Topic: Filter Design

(Practice Question 5, ECE438 Fall 2010, Prof. Boutin )

## Question

Define a two-pole band-pass filter such that

1. The center of its band-pass is at $\omega=\pi/2$.
2. There is no gain at the center of its band-pass
3. The filter has a zero frequency response at $\omega=0$ and $\omega=\pi$.

Express the system using a constant coefficient difference equation.

• Transfer function

$H(z) = \frac{1}{(1-p_1z^{-1})(1-p_2z^{-1})}, \text{where } p_1 \text{and } p_2 \text{ are poles of the filter.}$

In order for the filter's impulse response to be real-valued, the two poles must be complex conjugates. So we assume that:

• $p_1 = re^{j\theta}$
• $p_2 = re^{-j\theta}$

So

\begin{align} H(z) &= \frac{1}{(1-p_1z^{-1})(1-p_2z^{-1})} \\ &= \frac{1}{(1-re^{j\theta}z^{-1})(1-re^{-j\theta}z^{-1})} \\ &= \frac{1}{1-2rcos(\theta)z^{-1}+r^2z^{-2}} \end{align}

Then the frequency response of the filter is

$H(e^{j\omega}) = \frac{1}{1-2rcos(\theta)e^{-j\omega}+r^2e^{-j2\omega}}$

Constant input gain is zero.

$H(e^{j\omega})|_{\omega=\frac{\pi}{2}} = \frac{1}{1-2rcos(\theta)+r^2} = 1$(*)

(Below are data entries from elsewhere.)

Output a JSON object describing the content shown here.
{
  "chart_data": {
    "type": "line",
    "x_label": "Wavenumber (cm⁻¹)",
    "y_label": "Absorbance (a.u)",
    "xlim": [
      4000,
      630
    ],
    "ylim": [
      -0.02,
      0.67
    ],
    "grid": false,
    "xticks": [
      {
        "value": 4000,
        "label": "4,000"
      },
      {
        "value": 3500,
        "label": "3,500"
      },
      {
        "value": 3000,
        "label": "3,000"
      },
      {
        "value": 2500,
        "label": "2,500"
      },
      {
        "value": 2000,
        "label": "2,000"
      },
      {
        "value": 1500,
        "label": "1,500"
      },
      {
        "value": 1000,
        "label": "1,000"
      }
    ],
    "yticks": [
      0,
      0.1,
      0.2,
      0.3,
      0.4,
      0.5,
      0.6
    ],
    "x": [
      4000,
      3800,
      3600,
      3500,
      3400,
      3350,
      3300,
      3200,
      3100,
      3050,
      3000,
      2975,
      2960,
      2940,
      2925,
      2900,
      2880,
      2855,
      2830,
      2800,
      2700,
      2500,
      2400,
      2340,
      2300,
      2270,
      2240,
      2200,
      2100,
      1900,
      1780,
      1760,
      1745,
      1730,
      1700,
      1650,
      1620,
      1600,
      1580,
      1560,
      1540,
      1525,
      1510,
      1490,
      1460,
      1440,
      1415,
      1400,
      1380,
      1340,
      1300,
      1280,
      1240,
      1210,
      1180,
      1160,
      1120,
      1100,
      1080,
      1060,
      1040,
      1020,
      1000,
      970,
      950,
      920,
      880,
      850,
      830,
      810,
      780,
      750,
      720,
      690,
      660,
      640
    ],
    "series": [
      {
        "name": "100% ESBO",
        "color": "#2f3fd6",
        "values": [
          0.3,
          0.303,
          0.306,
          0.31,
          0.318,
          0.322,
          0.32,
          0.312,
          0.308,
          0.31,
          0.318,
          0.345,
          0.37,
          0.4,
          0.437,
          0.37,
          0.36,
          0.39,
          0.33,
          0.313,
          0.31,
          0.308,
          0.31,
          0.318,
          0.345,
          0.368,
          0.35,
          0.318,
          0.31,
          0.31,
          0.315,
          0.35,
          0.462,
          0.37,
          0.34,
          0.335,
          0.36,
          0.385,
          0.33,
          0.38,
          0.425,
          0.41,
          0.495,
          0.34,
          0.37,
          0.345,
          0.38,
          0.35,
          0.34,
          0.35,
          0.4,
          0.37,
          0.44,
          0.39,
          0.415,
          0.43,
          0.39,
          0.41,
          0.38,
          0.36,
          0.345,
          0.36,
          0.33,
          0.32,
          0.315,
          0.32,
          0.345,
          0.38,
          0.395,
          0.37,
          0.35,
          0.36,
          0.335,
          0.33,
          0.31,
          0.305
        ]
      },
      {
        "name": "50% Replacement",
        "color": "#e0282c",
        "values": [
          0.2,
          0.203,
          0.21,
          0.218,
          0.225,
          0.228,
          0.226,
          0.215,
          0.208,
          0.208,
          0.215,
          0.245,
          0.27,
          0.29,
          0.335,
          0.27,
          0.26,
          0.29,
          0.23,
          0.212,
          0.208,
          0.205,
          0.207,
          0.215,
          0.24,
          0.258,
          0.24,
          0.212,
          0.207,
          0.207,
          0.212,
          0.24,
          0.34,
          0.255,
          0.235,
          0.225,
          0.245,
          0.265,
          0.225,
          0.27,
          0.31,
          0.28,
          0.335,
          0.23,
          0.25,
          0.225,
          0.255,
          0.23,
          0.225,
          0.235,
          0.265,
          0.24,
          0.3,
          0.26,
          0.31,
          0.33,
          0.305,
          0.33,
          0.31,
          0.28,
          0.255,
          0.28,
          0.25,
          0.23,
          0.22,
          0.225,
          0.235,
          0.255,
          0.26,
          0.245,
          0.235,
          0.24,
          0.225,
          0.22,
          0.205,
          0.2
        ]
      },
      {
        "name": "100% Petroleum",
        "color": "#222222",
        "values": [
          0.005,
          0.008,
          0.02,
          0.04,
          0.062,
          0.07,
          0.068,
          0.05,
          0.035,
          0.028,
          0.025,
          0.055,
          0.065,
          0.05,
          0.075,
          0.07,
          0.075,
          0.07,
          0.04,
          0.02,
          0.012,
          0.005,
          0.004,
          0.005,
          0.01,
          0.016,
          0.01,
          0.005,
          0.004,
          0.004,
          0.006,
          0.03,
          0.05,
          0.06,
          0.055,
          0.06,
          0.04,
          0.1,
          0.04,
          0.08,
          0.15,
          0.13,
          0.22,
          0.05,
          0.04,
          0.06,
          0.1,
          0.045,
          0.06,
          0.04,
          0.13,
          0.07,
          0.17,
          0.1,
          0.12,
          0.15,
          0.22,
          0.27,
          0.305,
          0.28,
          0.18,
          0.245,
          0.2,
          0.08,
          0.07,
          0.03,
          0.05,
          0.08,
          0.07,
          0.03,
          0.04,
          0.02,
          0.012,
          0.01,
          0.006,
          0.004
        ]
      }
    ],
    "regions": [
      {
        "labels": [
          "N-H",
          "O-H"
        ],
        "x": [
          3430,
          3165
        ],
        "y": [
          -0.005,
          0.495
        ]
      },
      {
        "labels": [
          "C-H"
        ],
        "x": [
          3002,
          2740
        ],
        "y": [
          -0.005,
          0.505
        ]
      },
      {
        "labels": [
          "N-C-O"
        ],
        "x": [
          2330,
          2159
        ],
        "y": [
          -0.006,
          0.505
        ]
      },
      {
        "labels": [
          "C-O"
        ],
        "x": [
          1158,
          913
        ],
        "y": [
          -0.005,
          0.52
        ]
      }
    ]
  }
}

Filter has zero frequency response at $\omega = 0,\pi$

$H(e^{j\omega})|_{\omega=0} = \frac{1}{1-2rcos(\theta)+r^2} = 0$

$H(e^{j\omega})|_{\omega=\pi} = \frac{1}{1+2rcos(\theta)-r^2} = 0$

I am unsure if this is correct way to tackle this problem. I don't wish to continue until the posted steps have been verified. Thanks!